Imam Malik dan Abu Hanifah berpendapat bahwa semua anggota badan perempuan adalah aurat, kecuali wajah dan kedua telapak tangan.
Dalil-dalil Malikiyah dan Ahnaf
Malikiyah dan Ahnaf berpendapat bahwa wajah dan telapak tangan bukanlah aurat dengan dalil-dalil sebagai berikut:
1) Allah berfirman
وَلَا يُبْدِينَ زِينَتَهُنَّ إِلَّا مَا ظَهَرَ مِنْهَا
Ayat di atas mengecualikan sesuatu yang tampak, yaitu sesuatu yang menjadi kebutuhan untuk dibuka dan ditampakkan. Sesuatu itu adalah wajah dan kedua telapak tangan. Hal ini dikutip dari pendapat sebagian shahabat dan tabi’in, seperti Sa’id bin Jabir berkata, bahwa yang dimaksud dengan إِلَّا مَا ظَهَرَ مِنْهَا adalah wajah dan kedua telapak tangan. Begitu juga, Atha’ berpendapat yang sama.
2) Hadits A’isyah: sesungguhnya Asma’ bin Abi Bakr menemui Rasulullah.
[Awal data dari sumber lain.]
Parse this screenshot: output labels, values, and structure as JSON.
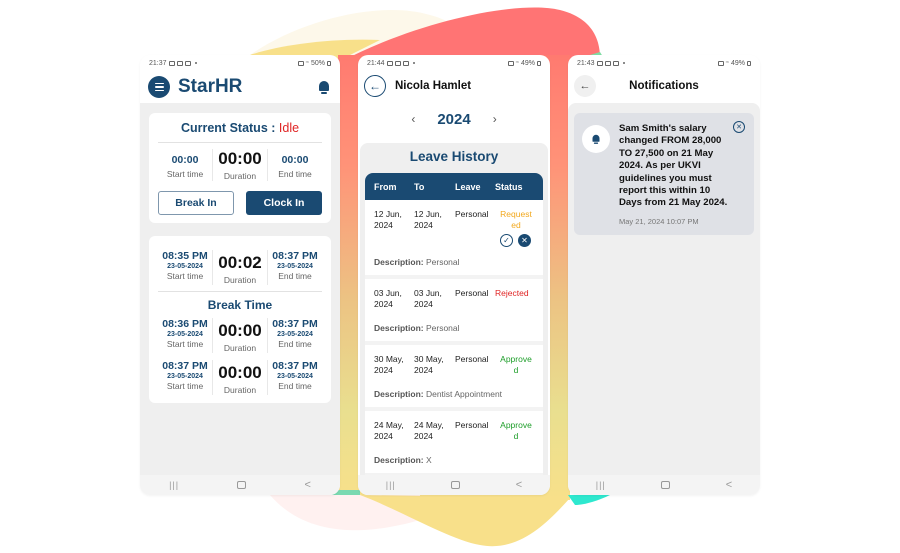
{
  "colors": {
    "brand": "#1a4a72",
    "idle": "#e02424",
    "requested": "#f2a81d",
    "rejected": "#e02424",
    "approved": "#1e9e2a"
  },
  "phone1": {
    "statusbar": {
      "time": "21:37",
      "battery": "50%"
    },
    "app_title": "StarHR",
    "menu_icon": "menu-icon",
    "bell_icon": "bell-icon",
    "current_status": {
      "label": "Current Status : ",
      "value": "Idle"
    },
    "timer": {
      "start_value": "00:00",
      "start_label": "Start time",
      "duration_value": "00:00",
      "duration_label": "Duration",
      "end_value": "00:00",
      "end_label": "End time"
    },
    "buttons": {
      "break_in": "Break In",
      "clock_in": "Clock In"
    },
    "session": {
      "start_time": "08:35 PM",
      "start_date": "23-05-2024",
      "start_label": "Start time",
      "duration": "00:02",
      "duration_label": "Duration",
      "end_time": "08:37 PM",
      "end_date": "23-05-2024",
      "end_label": "End time"
    },
    "break_title": "Break Time",
    "breaks": [
      {
        "start_time": "08:36 PM",
        "start_date": "23-05-2024",
        "start_label": "Start time",
        "duration": "00:00",
        "duration_label": "Duration",
        "end_time": "08:37 PM",
        "end_date": "23-05-2024",
        "end_label": "End time"
      },
      {
        "start_time": "08:37 PM",
        "start_date": "23-05-2024",
        "start_label": "Start time",
        "duration": "00:00",
        "duration_label": "Duration",
        "end_time": "08:37 PM",
        "end_date": "23-05-2024",
        "end_label": "End time"
      }
    ]
  },
  "phone2": {
    "statusbar": {
      "time": "21:44",
      "battery": "49%"
    },
    "employee_name": "Nicola Hamlet",
    "year": "2024",
    "section_title": "Leave History",
    "columns": [
      "From",
      "To",
      "Leave",
      "Status"
    ],
    "description_label": "Description:",
    "rows": [
      {
        "from": [
          "12 Jun,",
          "2024"
        ],
        "to": [
          "12 Jun,",
          "2024"
        ],
        "leave": "Personal",
        "status": [
          "Request",
          "ed"
        ],
        "status_kind": "requested",
        "description": "Personal",
        "actions": true
      },
      {
        "from": [
          "03 Jun,",
          "2024"
        ],
        "to": [
          "03 Jun,",
          "2024"
        ],
        "leave": "Personal",
        "status": [
          "Rejected",
          ""
        ],
        "status_kind": "rejected",
        "description": "Personal",
        "actions": false
      },
      {
        "from": [
          "30 May,",
          "2024"
        ],
        "to": [
          "30 May,",
          "2024"
        ],
        "leave": "Personal",
        "status": [
          "Approve",
          "d"
        ],
        "status_kind": "approved",
        "description": "Dentist Appointment",
        "actions": false
      },
      {
        "from": [
          "24 May,",
          "2024"
        ],
        "to": [
          "24 May,",
          "2024"
        ],
        "leave": "Personal",
        "status": [
          "Approve",
          "d"
        ],
        "status_kind": "approved",
        "description": "X",
        "actions": false
      }
    ]
  },
  "phone3": {
    "statusbar": {
      "time": "21:43",
      "battery": "49%"
    },
    "title": "Notifications",
    "notification": {
      "message": "Sam Smith's salary changed FROM 28,000 TO 27,500 on 21 May 2024. As per UKVI guidelines you must report this within 10 Days from 21 May 2024.",
      "timestamp": "May 21, 2024 10:07 PM"
    }
  },
  "navbar": {
    "recent": "|||",
    "back": "<"
  }
}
Sementara Asma’ mengenakan pakaian lengan pendek . Lalu Rasulullah menyinggung akan pakaian itu, Rasulullah bersbda: “wahai Asma’, sesungguhnya perempuan yang sudah mencapai pada masa haid, tidak pantas perempuan dilihat kecuali ini dan ini”. Rasulullah menunjukkan wajahnya dan kedua tangannya.
3) Termasuk juga menjadi petunjuk bahwa wajah dan kedua telapak tangan bukanlah aurat, adalah perempuan membuka wajah dan kedua telapak tangannya dalam shalat. Begitu juga ketika ihram. Jika memang wajah dan kedua telapak tangan termasuk aurat, lalu kenapa dibolehkan dibuka ketika shalat dan ihram. Padahal menutup auarat merupakan kewajiban, otomatis jika kedua anggota tersebut dibuka ketika shalat, maka shalatnya tidak sah.
Dalil-dalil Syafi’iyah dan Hanabilah
Dalil Syafi’iyah dan Hanabilah tentang pendanpatnya bahwa wajah dan kedua telapak tangan termasuk aurat adalah sebagai berikut:
1) Allah berfirman:
وَلَا يُبْدِينَ زِينَتَهُنَّ
Ayat di atas menunjukkan keharaman menampak perhiasan. Perhiasan ada dua bagian: orisinil dan inovatif. Wajah termasuk perhiasan orisinil. Karena wajah merupakan keindahan yang asli dan sumber fitnah. Sedangkan perhiasan yang inovatif adalah perhiasan yang diupayakan oleh perempuan untuk mendapatkan wujud yang tampak indah di mata (bukan di hati), semisal pakaian mode dan berbagai macam asesoris kecantikan, seperti selak, gincu, pelembab wajah dan sejenisnya. Perempuan melakukan semua itu tidak ada tujuan lain kecuali memamerkan kepada semua orang serta mengharapkan apresiasi dari kaum laki-laki. Dan, memang seperti itu kenyataannya, lebih-lebih di era modern ini. Padahal perbuatan seperti itu dapat mengundang syahwat birahi serta menjadi sumber fitnah. Oleh sebab itu, ayat di atas mencegah perempuan untuk menampakkan perhiasannya secara mutlak, serta mengharamkan membuka sesuatu dari anggota badannya di hadapan kaum laiki-laki.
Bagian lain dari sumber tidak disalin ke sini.